Enfin, on peut citer l'approche de Thévenot, en sociologie de l'action. L'auteur part d'une critique des approches sociologiques des connaissances. Celles-ci sont soit des caractéristiques essentielles du collectif, l'individu étant alors sous contrainte de cette dimension collective : c'est par exemple le cas de l'habitus de Bourdieu (1980). Soit les connaissances sont uniquement issues de la pratique et n'ont plus alors de dimension et d'origine collectives : c'est le cas dans les approches pragmatiques classiques. Pour tenter de dépasser ces limites, qui ne lui semblent pas répondre à la pluralité des formes de connaissances, il tente de distinguer différents régimes d'action. Pour cela, il s'inspire des travaux de recherches en cognition située, en particulier de l'idée de coordination d'un agent avec son environnement. Une action, selon Thévenot peut obéir à différents niveaux d'exigences de coordination :
Elle peut nécessiter un accommodement local, reposant sur des repères perceptifs localisés et personnalisés, qui sont le fruit d'une familiarisation progressive avec cet environnement. C'est le cas lorsqu'un opérateur corrige la conduite d'une machine par une évaluation perceptive enclenchant une routine d'ajustement, souvent inconsciente. De telles évaluations, dans le cours de l'action, permettent de "corriger le tir", en ajustant un comportement à une situation. Pour nommer ce type de coordination, Thévenot parle de régime familier.

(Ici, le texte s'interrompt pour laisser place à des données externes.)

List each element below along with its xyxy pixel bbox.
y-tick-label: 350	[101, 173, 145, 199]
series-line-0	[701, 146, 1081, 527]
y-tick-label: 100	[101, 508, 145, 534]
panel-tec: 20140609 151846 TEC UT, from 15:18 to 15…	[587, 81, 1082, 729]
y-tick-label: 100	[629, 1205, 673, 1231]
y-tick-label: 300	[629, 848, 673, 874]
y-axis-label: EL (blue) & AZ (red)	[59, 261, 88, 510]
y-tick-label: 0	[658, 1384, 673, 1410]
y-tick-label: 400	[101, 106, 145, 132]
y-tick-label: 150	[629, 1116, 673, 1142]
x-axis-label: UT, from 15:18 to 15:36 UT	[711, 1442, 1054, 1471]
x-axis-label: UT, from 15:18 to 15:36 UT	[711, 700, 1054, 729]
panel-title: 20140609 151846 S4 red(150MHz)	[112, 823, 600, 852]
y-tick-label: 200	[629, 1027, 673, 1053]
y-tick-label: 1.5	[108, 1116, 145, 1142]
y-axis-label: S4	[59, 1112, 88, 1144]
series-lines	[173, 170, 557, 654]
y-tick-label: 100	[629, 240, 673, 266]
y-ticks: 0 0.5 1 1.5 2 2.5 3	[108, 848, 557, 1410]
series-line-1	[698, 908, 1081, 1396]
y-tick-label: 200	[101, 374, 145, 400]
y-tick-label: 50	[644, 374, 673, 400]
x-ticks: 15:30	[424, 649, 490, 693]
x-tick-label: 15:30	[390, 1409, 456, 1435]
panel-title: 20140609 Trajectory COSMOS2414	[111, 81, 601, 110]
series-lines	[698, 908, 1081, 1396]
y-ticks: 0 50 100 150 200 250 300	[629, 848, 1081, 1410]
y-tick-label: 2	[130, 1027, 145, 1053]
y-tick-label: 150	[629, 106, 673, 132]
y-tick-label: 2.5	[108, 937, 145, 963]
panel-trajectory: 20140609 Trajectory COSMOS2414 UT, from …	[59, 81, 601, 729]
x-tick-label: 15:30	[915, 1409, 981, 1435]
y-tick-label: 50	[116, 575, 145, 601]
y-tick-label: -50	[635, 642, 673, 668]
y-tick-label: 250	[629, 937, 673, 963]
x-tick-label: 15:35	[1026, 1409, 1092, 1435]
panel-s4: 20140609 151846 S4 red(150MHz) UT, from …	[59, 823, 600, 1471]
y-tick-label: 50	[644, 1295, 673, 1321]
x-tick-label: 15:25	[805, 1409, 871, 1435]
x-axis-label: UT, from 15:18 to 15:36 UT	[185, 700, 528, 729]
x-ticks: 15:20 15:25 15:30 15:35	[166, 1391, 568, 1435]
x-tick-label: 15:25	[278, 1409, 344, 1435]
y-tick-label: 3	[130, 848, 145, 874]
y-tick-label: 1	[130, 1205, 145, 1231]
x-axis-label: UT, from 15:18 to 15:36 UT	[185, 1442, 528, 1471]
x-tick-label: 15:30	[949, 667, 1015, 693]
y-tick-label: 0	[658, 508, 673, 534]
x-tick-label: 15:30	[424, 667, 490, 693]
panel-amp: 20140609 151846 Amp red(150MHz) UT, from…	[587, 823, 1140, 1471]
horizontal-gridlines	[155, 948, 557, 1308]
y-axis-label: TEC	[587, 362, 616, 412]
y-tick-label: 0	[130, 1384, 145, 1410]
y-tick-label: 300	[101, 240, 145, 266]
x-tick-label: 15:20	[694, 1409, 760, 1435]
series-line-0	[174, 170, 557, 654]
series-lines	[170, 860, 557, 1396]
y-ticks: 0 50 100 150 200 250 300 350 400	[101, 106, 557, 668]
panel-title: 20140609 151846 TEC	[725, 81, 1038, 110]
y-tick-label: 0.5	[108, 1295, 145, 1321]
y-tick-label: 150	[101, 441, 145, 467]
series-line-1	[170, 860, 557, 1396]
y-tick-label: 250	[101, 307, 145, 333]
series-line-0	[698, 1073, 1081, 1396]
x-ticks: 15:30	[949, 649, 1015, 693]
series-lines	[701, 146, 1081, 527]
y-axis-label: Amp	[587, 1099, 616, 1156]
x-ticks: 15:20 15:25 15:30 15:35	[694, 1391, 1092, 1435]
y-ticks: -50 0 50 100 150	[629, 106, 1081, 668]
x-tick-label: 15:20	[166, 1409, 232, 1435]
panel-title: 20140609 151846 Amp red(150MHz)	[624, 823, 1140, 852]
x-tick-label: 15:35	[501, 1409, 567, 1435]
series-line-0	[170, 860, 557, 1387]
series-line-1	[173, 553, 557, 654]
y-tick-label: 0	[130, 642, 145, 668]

L'action peut encore être téléologique, c'est-à-dire caractérisée par un but volontaire. Ce but peut être individuel ou collectif, ce qui amène à considérer l'action (collective ou individuelle) avant l'individu. Dans ce régime d'action dit téléologique, les acteurs se coordonnent en recherchant et en explicitant des buts à poursuivre (ou poursuivis) et les moyens matériels et conceptuels à utiliser pour atteindre ces buts. Les objets ou les règles présents offrent des références communes qui permettent une certaine mise en forme partagée des situations.
Enfin, une action peut impliquer la coordination de nombreux acteurs, en l'absence de proximité et de familiarité entre ceux-ci. La coordination par explicitation ou attribution d'intentions n'est plus possible. Il faut recourir à un mode de jugement plus général, impliquant des conventions collectives. On est dans ce cas dans un régime conventionnel. Le rôle de la délibération réfléchie, souvent à prétention de validité très générale est alors beaucoup plus important. De tels jugements se retrouvent dans la traduction en termes théoriques d'un problème, par exemple dans des espaces scientifiques, techniques ou juridiques qui obéissent à des conventions ne supportant pas d'écart à la norme (Thévenot, 1998).